# Divergence/Convergency of a series

1. Dec 6, 2011

### Heaviplace

1. The problem statement, all variables and given/known data

I have to test this series for convergency/divergency

Ʃ1000(3/4)^n - n/(n+10000)

n=1 to ∞

3. The attempt at a solution

At first I thought of analyzing both parts separately, (3/4)^n is a geometric series with r < 1 and so it converges, and applying the root test to n/(n+10000). Then I'd have the sum of two convergent series that ofc, also converges.

Went to test my hypothesis on WolframAlpha, and it actually told me the series diverges by the limit test, wich I verified to be true.

So my question is, why was the method I used, wrong?
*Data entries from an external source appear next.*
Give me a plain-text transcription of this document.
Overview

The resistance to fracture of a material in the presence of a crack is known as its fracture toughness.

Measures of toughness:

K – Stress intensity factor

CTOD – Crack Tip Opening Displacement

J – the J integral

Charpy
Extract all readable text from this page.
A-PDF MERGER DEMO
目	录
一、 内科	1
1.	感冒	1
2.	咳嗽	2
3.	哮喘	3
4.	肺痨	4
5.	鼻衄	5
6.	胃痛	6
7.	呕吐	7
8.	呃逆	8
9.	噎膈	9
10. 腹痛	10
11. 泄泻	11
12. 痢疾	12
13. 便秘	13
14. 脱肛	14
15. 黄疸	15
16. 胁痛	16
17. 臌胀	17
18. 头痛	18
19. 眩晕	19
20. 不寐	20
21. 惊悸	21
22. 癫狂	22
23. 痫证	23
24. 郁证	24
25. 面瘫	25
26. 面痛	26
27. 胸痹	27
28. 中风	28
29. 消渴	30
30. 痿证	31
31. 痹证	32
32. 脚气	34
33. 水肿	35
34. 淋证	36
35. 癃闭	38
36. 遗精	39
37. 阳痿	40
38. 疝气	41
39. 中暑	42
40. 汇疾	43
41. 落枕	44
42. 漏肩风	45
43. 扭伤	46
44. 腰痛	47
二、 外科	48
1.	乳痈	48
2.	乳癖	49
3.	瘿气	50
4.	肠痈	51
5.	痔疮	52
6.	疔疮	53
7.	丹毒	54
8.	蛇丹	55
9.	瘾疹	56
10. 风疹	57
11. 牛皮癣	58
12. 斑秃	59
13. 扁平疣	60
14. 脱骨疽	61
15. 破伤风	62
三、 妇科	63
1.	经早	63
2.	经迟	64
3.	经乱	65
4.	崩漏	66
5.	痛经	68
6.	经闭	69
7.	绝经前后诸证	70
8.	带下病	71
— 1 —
1. The problem statement, all variables and given/known data

2. Relevant equations

3. The attempt at a solution

2. Dec 6, 2011

### Dick

n/(n+10000) doesn't converge by the root test. It doesn't converge at all. It doesn't even approach zero!

3. Dec 6, 2011

### Heaviplace

Indeed, you are right!

But that still leaves me the problem, but this time with the sum of a convergent series and divergent series =/

4. Dec 6, 2011

### Dick

The sum of a convergent series and a divergent series always diverges. Think of the partial sums.

5. Dec 6, 2011

### Heaviplace

Ok, see if I got it right, since one of the series does not converge, I can't bring up the property of the sum of two convergent series.
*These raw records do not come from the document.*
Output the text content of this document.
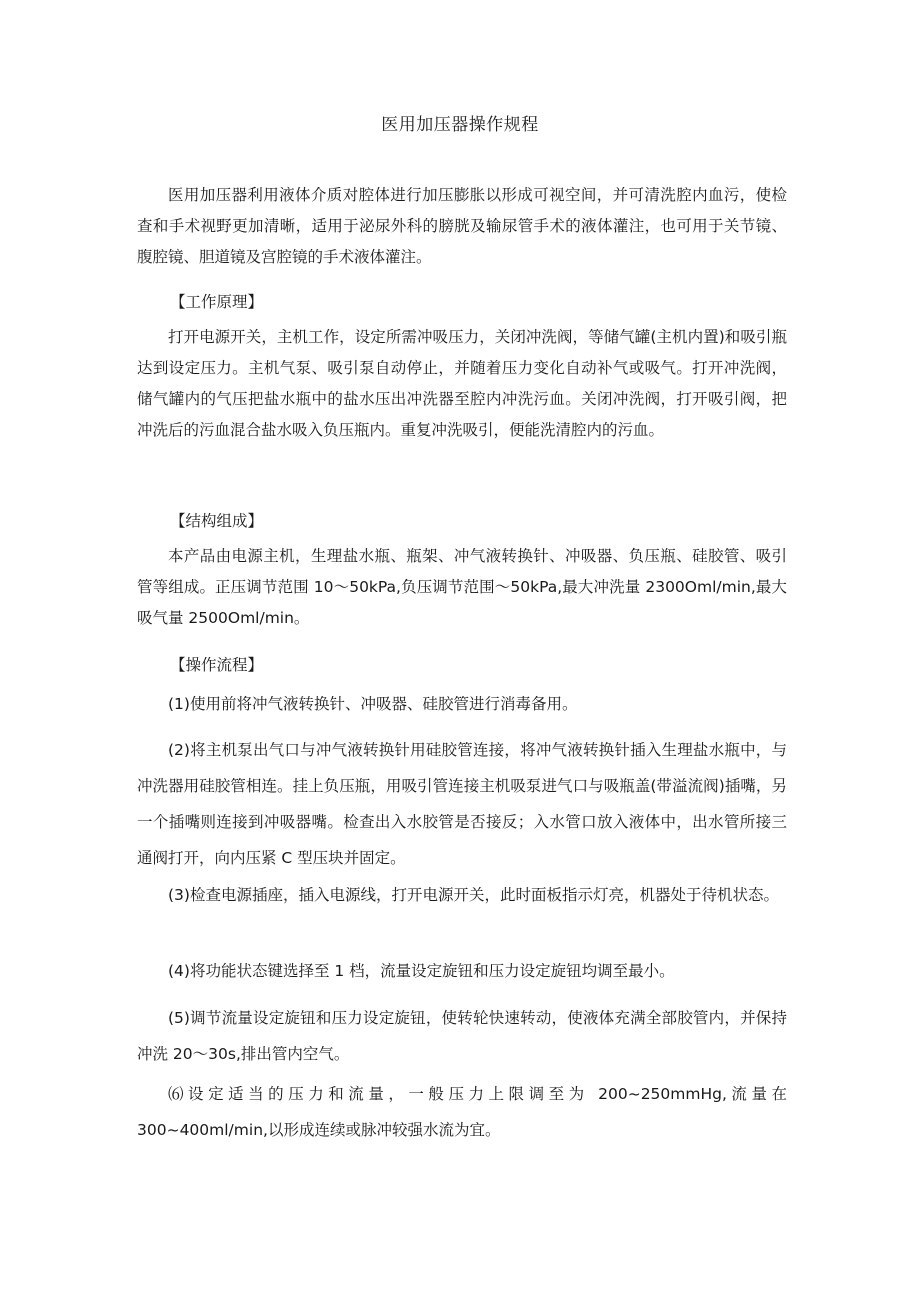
医用加压器操作规程

医用加压器利用液体介质对腔体进行加压膨胀以形成可视空间，并可清洗腔内血污，使检查和手术视野更加清晰，适用于泌尿外科的膀胱及输尿管手术的液体灌注，也可用于关节镜、腹腔镜、胆道镜及宫腔镜的手术液体灌注。

【工作原理】

打开电源开关，主机工作，设定所需冲吸压力，关闭冲洗阀，等储气罐(主机内置)和吸引瓶达到设定压力。主机气泵、吸引泵自动停止，并随着压力变化自动补气或吸气。打开冲洗阀，储气罐内的气压把盐水瓶中的盐水压出冲洗器至腔内冲洗污血。关闭冲洗阀，打开吸引阀，把冲洗后的污血混合盐水吸入负压瓶内。重复冲洗吸引，便能洗清腔内的污血。

【结构组成】

本产品由电源主机，生理盐水瓶、瓶架、冲气液转换针、冲吸器、负压瓶、硅胶管、吸引管等组成。正压调节范围 10～50kPa,负压调节范围～50kPa,最大冲洗量 2300Oml/min,最大吸气量 2500Oml/min。

【操作流程】

(1)使用前将冲气液转换针、冲吸器、硅胶管进行消毒备用。

(2)将主机泵出气口与冲气液转换针用硅胶管连接，将冲气液转换针插入生理盐水瓶中，与冲洗器用硅胶管相连。挂上负压瓶，用吸引管连接主机吸泵进气口与吸瓶盖(带溢流阀)插嘴，另一个插嘴则连接到冲吸器嘴。检查出入水胶管是否接反；入水管口放入液体中，出水管所接三通阀打开，向内压紧 C 型压块并固定。

(3)检查电源插座，插入电源线，打开电源开关，此时面板指示灯亮，机器处于待机状态。

(4)将功能状态键选择至 1 档，流量设定旋钮和压力设定旋钮均调至最小。

(5)调节流量设定旋钮和压力设定旋钮，使转轮快速转动，使液体充满全部胶管内，并保持冲洗 20～30s,排出管内空气。

⑹设定适当的压力和流量，一般压力上限调至为 200~250mmHg,流量在 300~400ml/min,以形成连续或脉冲较强水流为宜。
And even though (3/4)^n is convergent, the limit test shows that the sum of both series (<>0) is not.

6. Dec 6, 2011

### Heaviplace

Thanks really man, you really cleared things up for me.
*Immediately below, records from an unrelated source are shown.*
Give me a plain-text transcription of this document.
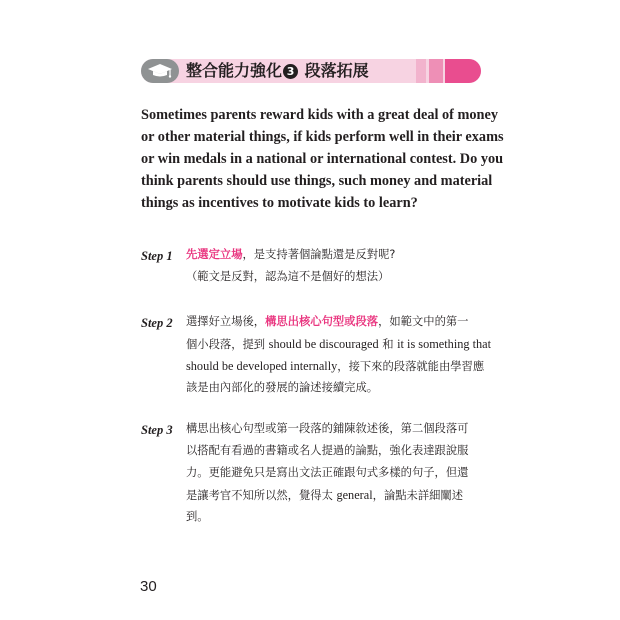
整合能力強化 3 段落拓展
Sometimes parents reward kids with a great deal of money
or other material things, if kids perform well in their exams
or win medals in a national or international contest. Do you
think parents should use things, such money and material
things as incentives to motivate kids to learn?
Step 1 先選定立場，是支持著個論點還是反對呢?
（範文是反對，認為這不是個好的想法）
Step 2 選擇好立場後，構思出核心句型或段落，如範文中的第一
個小段落，提到 should be discouraged 和 it is something that
should be developed internally，接下來的段落就能由學習應
該是由內部化的發展的論述接續完成。
Step 3 構思出核心句型或第一段落的鋪陳敘述後，第二個段落可
以搭配有看過的書籍或名人提過的論點，強化表達跟說服
力。更能避免只是寫出文法正確跟句式多樣的句子，但還
是讓考官不知所以然，覺得太 general，論點未詳細闡述
到。
30
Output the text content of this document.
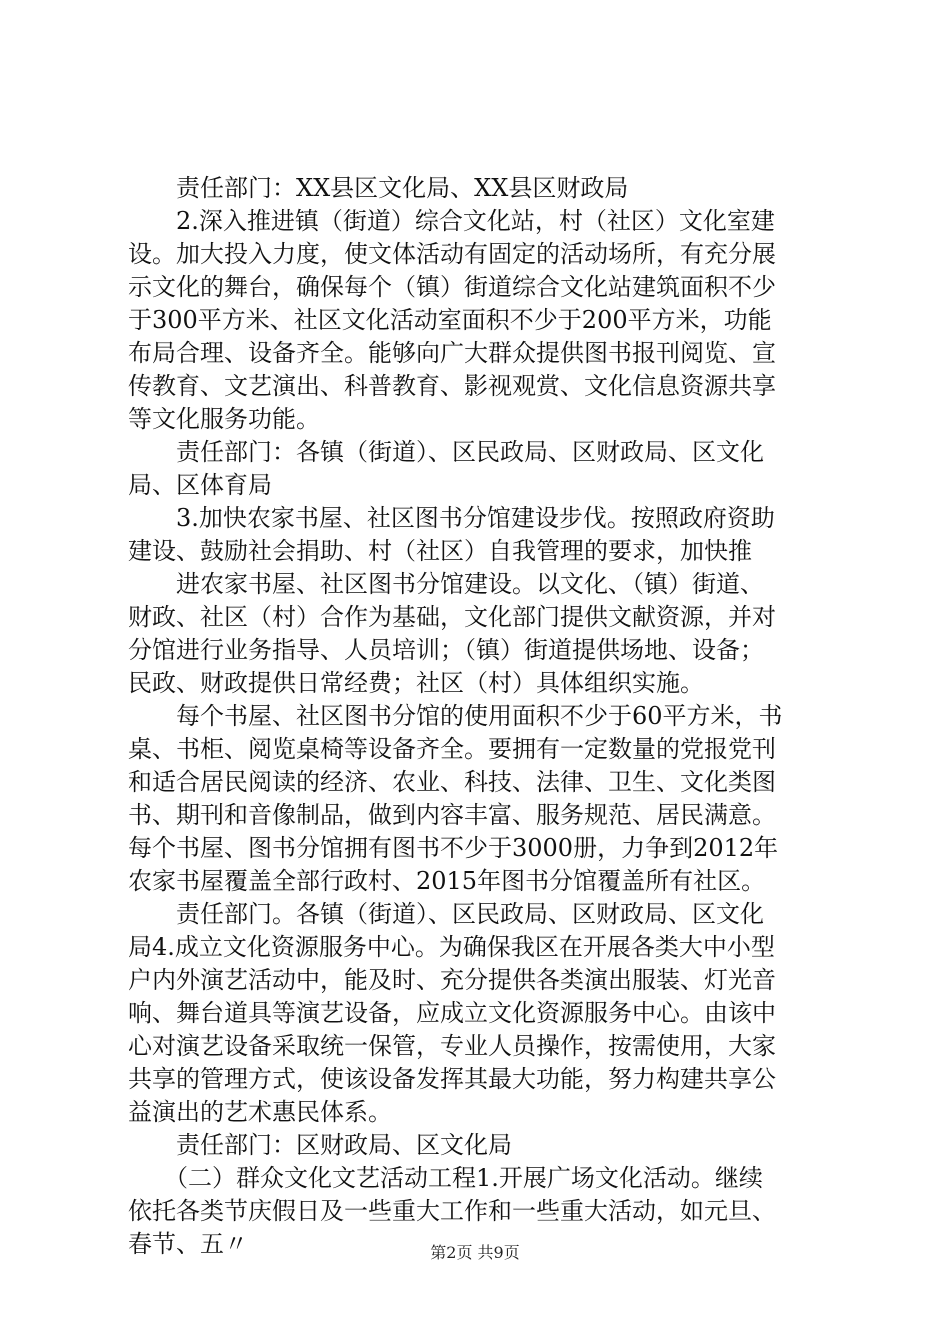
　　责任部门：XX县区文化局、XX县区财政局
　　2.深入推进镇（街道）综合文化站，村（社区）文化室建
设。加大投入力度，使文体活动有固定的活动场所，有充分展
示文化的舞台，确保每个（镇）街道综合文化站建筑面积不少
于300平方米、社区文化活动室面积不少于200平方米，功能
布局合理、设备齐全。能够向广大群众提供图书报刊阅览、宣
传教育、文艺演出、科普教育、影视观赏、文化信息资源共享
等文化服务功能。
　　责任部门：各镇（街道）、区民政局、区财政局、区文化
局、区体育局
　　3.加快农家书屋、社区图书分馆建设步伐。按照政府资助
建设、鼓励社会捐助、村（社区）自我管理的要求，加快推
　　进农家书屋、社区图书分馆建设。以文化、（镇）街道、
财政、社区（村）合作为基础，文化部门提供文献资源，并对
分馆进行业务指导、人员培训；（镇）街道提供场地、设备；
民政、财政提供日常经费；社区（村）具体组织实施。
　　每个书屋、社区图书分馆的使用面积不少于60平方米，书
桌、书柜、阅览桌椅等设备齐全。要拥有一定数量的党报党刊
和适合居民阅读的经济、农业、科技、法律、卫生、文化类图
书、期刊和音像制品，做到内容丰富、服务规范、居民满意。
每个书屋、图书分馆拥有图书不少于3000册，力争到2012年
农家书屋覆盖全部行政村、2015年图书分馆覆盖所有社区。
　　责任部门。各镇（街道）、区民政局、区财政局、区文化
局4.成立文化资源服务中心。为确保我区在开展各类大中小型
户内外演艺活动中，能及时、充分提供各类演出服装、灯光音
响、舞台道具等演艺设备，应成立文化资源服务中心。由该中
心对演艺设备采取统一保管，专业人员操作，按需使用，大家
共享的管理方式，使该设备发挥其最大功能，努力构建共享公
益演出的艺术惠民体系。
　　责任部门：区财政局、区文化局
　　（二）群众文化文艺活动工程1.开展广场文化活动。继续
依托各类节庆假日及一些重大工作和一些重大活动，如元旦、
春节、五〃	第2页 共9页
Just a last question a bit off topic, where's the edit button? =P

7. Dec 6, 2011

### Dick

Sure, you can think of it that way. (3/4)^n approaches zero as n->infinity. n/(n+10000) doesn't. So the sum doesn't approach zero. Doesn't converge by the limit test.

8. Dec 6, 2011

### Dick

The 'Edit' button has been coming and going lately. No idea why.